La congrégation de Saint Edme (dont le nom officiel en latin est Societas Patrum Sancti Edmundi Oblatorum Sacratissimi Cordis Iesu et Immaculati Cordis Mariæ signifiant Congrégation des pères de saint Edme oblats du sacré-cœur de Jésus et du Cœur Immaculé de Marie) est une congrégation religieuse masculine. Les membres de cette congrégation, dits ordinairement prêtres auxiliaires en France et Edmundites fathers aux États-Unis, signent S.S.E.[1]

Historique[modifier | modifier le code]

La congrégation a été fondée par Jean-Baptiste Muard, prêtre du diocèse de Sens, à l'abbaye de Pontigny, où est enterré saint Edmond de Cantorbéry dont elle tire son nom. Il s'agissait de créer une communauté de prêtres missionnaires menant vie commune et desservant les paroisses les plus déshéritées des diocèses de Sens et de Coutances. En 1849 le fondateur Jean-Baptiste Muard quitte la communauté pour fonder l'abbaye bénédictine de la Pierre-Qui-Vire[2],[3].

Le successeur du Père Muard à la tête de la communauté, Pierre Boyer, entré chez les prêtres auxiliaires en 1845, a grandement contribué à leur organisation en y introduisant les vœux religieux (la première profession ayant lieu le 29 septembre 1851), en rédigeant leurs constitutions avec l'aide de pères Jésuites, et en érigeant la prédication de missions paroissiales parmi les objectifs de la congrégation. Boyer fut supérieur jusqu'en 1892[3].

En 1891, la congrégation ouvre sa première maison au Québec, puis d'autres dans l'État américain du Vermont, afin de fournir des services pastoraux à ses habitants francophones. Les lois de 1901 et de 1905 et la politique anticongrégationiste subséquente força les prêtres auxiliaires à quitter définitivement la France[3].
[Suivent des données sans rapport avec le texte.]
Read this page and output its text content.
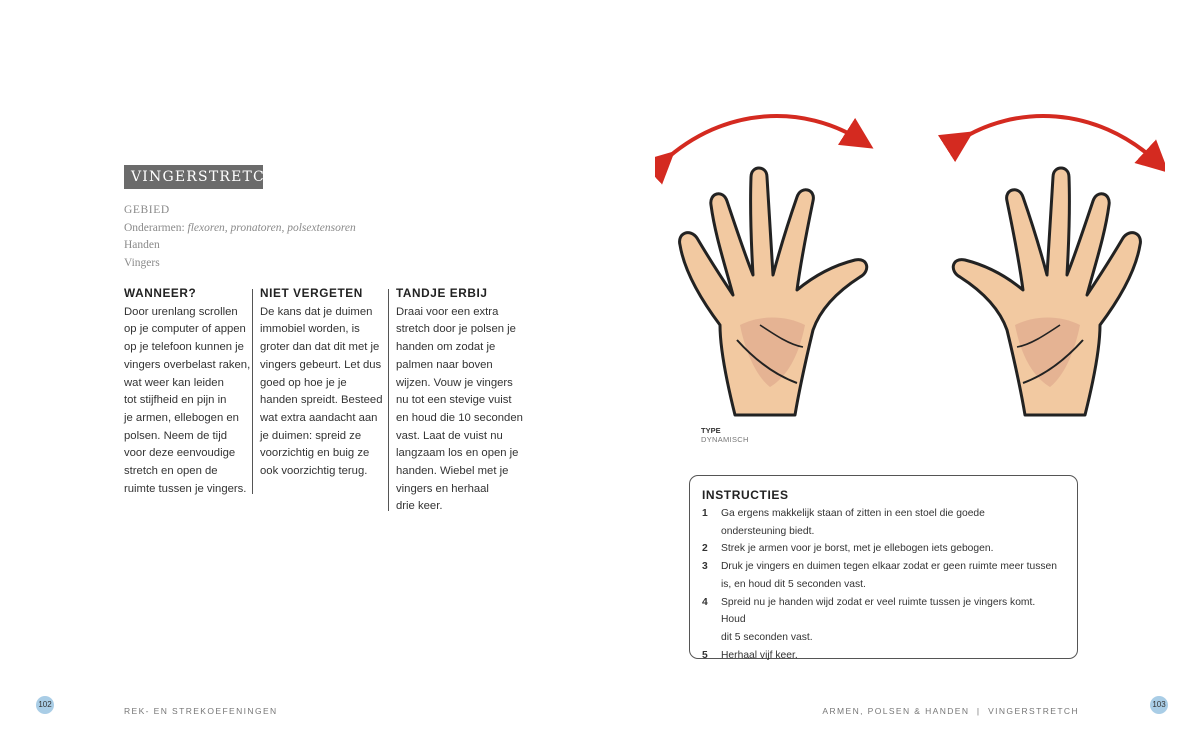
VINGERSTRETCH
GEBIED
Onderarmen: flexoren, pronatoren, polsextensoren
Handen
Vingers
WANNEER?
Door urenlang scrollen
op je computer of appen
op je telefoon kunnen je
vingers overbelast raken,
wat weer kan leiden
tot stijfheid en pijn in
je armen, ellebogen en
polsen. Neem de tijd
voor deze eenvoudige
stretch en open de
ruimte tussen je vingers.
NIET VERGETEN
De kans dat je duimen
immobiel worden, is
groter dan dat dit met je
vingers gebeurt. Let dus
goed op hoe je je
handen spreidt. Besteed
wat extra aandacht aan
je duimen: spreid ze
voorzichtig en buig ze
ook voorzichtig terug.
TANDJE ERBIJ
Draai voor een extra
stretch door je polsen je
handen om zodat je
palmen naar boven
wijzen. Vouw je vingers
nu tot een stevige vuist
en houd die 10 seconden
vast. Laat de vuist nu
langzaam los en open je
handen. Wiebel met je
vingers en herhaal
drie keer.
TYPE
DYNAMISCH
INSTRUCTIES
1	Ga ergens makkelijk staan of zitten in een stoel die goede
ondersteuning biedt.
2	Strek je armen voor je borst, met je ellebogen iets gebogen.
3	Druk je vingers en duimen tegen elkaar zodat er geen ruimte meer tussen
is, en houd dit 5 seconden vast.
4	Spreid nu je handen wijd zodat er veel ruimte tussen je vingers komt. Houd
dit 5 seconden vast.
5	Herhaal vijf keer.
102
REK- EN STREKOEFENINGEN	ARMEN, POLSEN & HANDEN  |  VINGERSTRETCH
103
À partir de 1904, la congrégation de Saint Edme se tourne vers l'enseignement, fondant cette année-là le collège Saint Michel à Colchester dans le Vermont (qui est aujourd'hui une université), et en 1947 un collège franco-américain à l'abbaye de Pontigny (qui fermera en 1954)[4]. En 1964, les prêtres auxiliaires répondent à l'appel du pape Jean XXIII exhortant les ordres religieux à envoyer 10% de leurs membres en Amérique latine, et reçoivent la charge de deux paroisses de la ville de Caracas, au Venezuela.

La congrégation a obtenu du Saint-Siège un decretum laudis le 12 août 1876 et a été approuvée le 28 avril 1911. Ses constitutions ont été approuvées définitivement le 3 avril 1940.

Activité et diffusion[modifier | modifier le code]

La congrégation repose sur quatre piliers : justice sociale, éducation, renouveau spirituel, et ministère paroissial. Aujourd'hui la congrégation est principalement active aux États-Unis où elle assure l'aumônerie du collège St. Michel de Colchester, administre des refuges pour sans-abris, des paroisses dans le Vermont, en Alabama et en Louisiane, et des centres de retraite spirituelle dans le Vermont et le Connecticut. Elle est toujours présente au Venezuela, administrant deux paroisses du diocèse de Caracas.

En 2005, la congrégation comptait 2 maisons pour 40 religieux, dont 36 prêtres. Son supérieur est le Père Michael Cronogue S.S.E[5]. La maison généralice se trouve à Colchester (Vermont)[1].